From the Guidelines
Lewy Body dementia is a progressive brain disorder that requires early diagnosis and proper management to improve quality of life, and treatment typically involves medications like cholinesterase inhibitors at lower doses than for Alzheimer's, as well as non-pharmacological interventions like physical, occupational, and speech therapy. Lewy Body dementia is the second most common type of dementia after Alzheimer's disease, affecting approximately 1.4 million Americans [ 1 ]. Symptoms include cognitive fluctuations (varying alertness and confusion), visual hallucinations, movement problems similar to Parkinson's disease (tremors, stiffness, slow movement), sleep disturbances (acting out dreams during REM sleep), and autonomic dysfunction affecting blood pressure and digestion.
Key Considerations in Management
- Treatment should prioritize improving cognition and managing symptoms, with a focus on quality of life [ 1 ].
- Cholinesterase inhibitors like rivastigmine and donepezil are commonly used, but at lower doses than for Alzheimer's due to sensitivity [ 1 ].
- Antipsychotics should generally be avoided due to the risk of severe reactions [ 1 ].
- Non-pharmacological interventions such as physical, occupational, and speech therapy are crucial in managing physical symptoms and improving quality of life [ 1 ].
Disease Progression and Caregiver Support
- The disease typically progresses over 5-8 years, though this varies widely [ 1 ].
- Early diagnosis is crucial for proper management, as treatments differ from other dementias [ 1 ].
- Caregivers should establish consistent routines, minimize stress, and ensure a safe environment as the disease progresses [ 1 ].
- Deprescription of anti-dementia drugs should be considered based on individual patient factors, including worsening of dementia, lack of benefit, severe side effects, and poor medication adherence [ 1 ].
From the Research
Overview of Lewy Body Dementia
- Dementia with Lewy bodies (DLB) is a complex disease that involves a variety of cognitive, behavioral, and neurological symptoms, including progressive memory loss, visual hallucinations, parkinsonism, cognitive fluctuations, and rapid eye movement sleep behavior disorder (RBD) 2.
- DLB is the third most common of all the neurodegenerative diseases, behind Alzheimer's disease and Parkinson's disease (PD), with a median age of onset of 76.3 years 2.
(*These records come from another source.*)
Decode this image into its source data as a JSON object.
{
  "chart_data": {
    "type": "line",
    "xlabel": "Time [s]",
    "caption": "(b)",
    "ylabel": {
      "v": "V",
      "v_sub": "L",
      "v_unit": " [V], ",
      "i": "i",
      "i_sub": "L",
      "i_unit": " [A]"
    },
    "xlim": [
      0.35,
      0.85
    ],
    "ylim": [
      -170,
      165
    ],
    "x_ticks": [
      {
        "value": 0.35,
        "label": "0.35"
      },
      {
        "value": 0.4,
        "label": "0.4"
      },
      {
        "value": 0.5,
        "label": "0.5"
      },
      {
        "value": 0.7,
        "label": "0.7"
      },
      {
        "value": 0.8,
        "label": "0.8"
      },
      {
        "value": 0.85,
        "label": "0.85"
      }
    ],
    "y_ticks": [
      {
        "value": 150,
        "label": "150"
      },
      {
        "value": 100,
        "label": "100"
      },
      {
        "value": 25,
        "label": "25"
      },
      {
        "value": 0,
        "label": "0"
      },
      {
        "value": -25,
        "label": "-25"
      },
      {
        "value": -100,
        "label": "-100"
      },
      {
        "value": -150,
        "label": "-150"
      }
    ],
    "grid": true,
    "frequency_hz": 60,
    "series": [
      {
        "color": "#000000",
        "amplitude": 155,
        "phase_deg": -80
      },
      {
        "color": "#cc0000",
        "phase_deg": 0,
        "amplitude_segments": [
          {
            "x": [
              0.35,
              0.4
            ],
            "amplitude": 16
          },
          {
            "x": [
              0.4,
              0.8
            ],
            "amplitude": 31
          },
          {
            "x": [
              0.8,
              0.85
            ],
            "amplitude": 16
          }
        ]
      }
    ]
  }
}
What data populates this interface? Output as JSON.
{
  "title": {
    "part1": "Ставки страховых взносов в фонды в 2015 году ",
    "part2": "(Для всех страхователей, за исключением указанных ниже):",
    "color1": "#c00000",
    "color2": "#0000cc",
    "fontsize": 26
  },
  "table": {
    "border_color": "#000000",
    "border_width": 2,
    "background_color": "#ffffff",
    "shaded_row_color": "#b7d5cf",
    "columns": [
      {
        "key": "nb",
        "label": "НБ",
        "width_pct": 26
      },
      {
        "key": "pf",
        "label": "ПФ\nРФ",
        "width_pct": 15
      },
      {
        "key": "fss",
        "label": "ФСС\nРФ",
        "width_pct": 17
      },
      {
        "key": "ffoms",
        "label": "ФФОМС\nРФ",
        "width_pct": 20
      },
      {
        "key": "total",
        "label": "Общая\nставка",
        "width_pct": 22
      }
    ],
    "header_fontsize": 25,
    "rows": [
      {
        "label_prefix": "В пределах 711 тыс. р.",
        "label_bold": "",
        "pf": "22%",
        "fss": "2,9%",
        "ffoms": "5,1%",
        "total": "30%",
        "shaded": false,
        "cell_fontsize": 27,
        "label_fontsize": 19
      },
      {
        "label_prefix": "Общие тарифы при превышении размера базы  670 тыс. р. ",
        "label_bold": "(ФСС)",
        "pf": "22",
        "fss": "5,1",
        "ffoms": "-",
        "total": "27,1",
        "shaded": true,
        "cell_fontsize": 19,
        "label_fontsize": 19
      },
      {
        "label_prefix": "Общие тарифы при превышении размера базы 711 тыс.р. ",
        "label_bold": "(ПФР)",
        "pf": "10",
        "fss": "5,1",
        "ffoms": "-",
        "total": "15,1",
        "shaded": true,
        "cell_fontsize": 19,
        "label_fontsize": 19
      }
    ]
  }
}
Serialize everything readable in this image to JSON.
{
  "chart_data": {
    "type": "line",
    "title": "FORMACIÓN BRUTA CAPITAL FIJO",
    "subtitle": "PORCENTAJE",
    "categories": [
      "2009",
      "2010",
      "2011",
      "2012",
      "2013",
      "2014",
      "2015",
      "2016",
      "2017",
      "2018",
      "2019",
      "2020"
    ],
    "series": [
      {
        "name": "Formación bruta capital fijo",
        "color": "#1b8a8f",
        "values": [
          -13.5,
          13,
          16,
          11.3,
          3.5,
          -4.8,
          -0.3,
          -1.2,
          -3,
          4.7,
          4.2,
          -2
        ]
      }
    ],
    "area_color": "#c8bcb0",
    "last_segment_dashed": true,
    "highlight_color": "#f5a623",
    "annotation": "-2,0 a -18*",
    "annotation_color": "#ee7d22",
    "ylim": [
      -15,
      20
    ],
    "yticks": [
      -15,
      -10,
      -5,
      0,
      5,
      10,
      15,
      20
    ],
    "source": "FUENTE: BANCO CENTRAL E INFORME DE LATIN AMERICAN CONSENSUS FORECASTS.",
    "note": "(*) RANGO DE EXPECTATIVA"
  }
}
- The clinical presentation and course of DLB can vary widely, with most patients having variable amounts of Alzheimer's changes in their brains 2.
Symptoms and Diagnosis
- Characteristic symptoms of DLB include dementia, marked fluctuation of cognitive ability, early and persistent visual hallucinations, and spontaneous motor features of parkinsonism 3.
- Falls, syncope, transient disturbances of consciousness, neuroleptic sensitivity, and hallucinations in other modalities are also common 3.
- Diagnosis of DLB can be challenging, particularly at early stages of the disease, and in patients with mixed neuropathological changes 4.
- New diagnostic criteria and specific diagnostic biomarkers can help improve detection rates and diagnostic accuracy 4.
Treatment and Management
- Cholinesterase inhibitors, such as rivastigmine, galantamine, and donepezil, have been shown to be effective in managing the cognitive and behavioral symptoms of DLB 2, 3.
- Memantine can improve clinical global impression of change in patients with mild to moderate DLB 2.
- Levodopa can treat the parkinsonism of some DLB patients, but the dose is often limited due to the risk of agitation or worsening of visual hallucinations 2.
- Other treatments, such as zonisamide, valproic acid, and pimavanserin, may also be effective in managing specific symptoms of DLB 2.
Patient and Caregiver Experience
- People living with Lewy body dementia and their family carers often experience difficulty finding information and support around diagnosis, disease progression, and managing complex symptoms 5.
- Delayed diagnosis and complex symptom burden can lead to increased caregiver burden, grief, and stress, and reduced quality of life 5.
- Current evidence is largely quantitative, with a focus on family caregiver burden and unmet need, highlighting the need for more holistic research on the lived experience of people with Lewy body dementia and their families 5.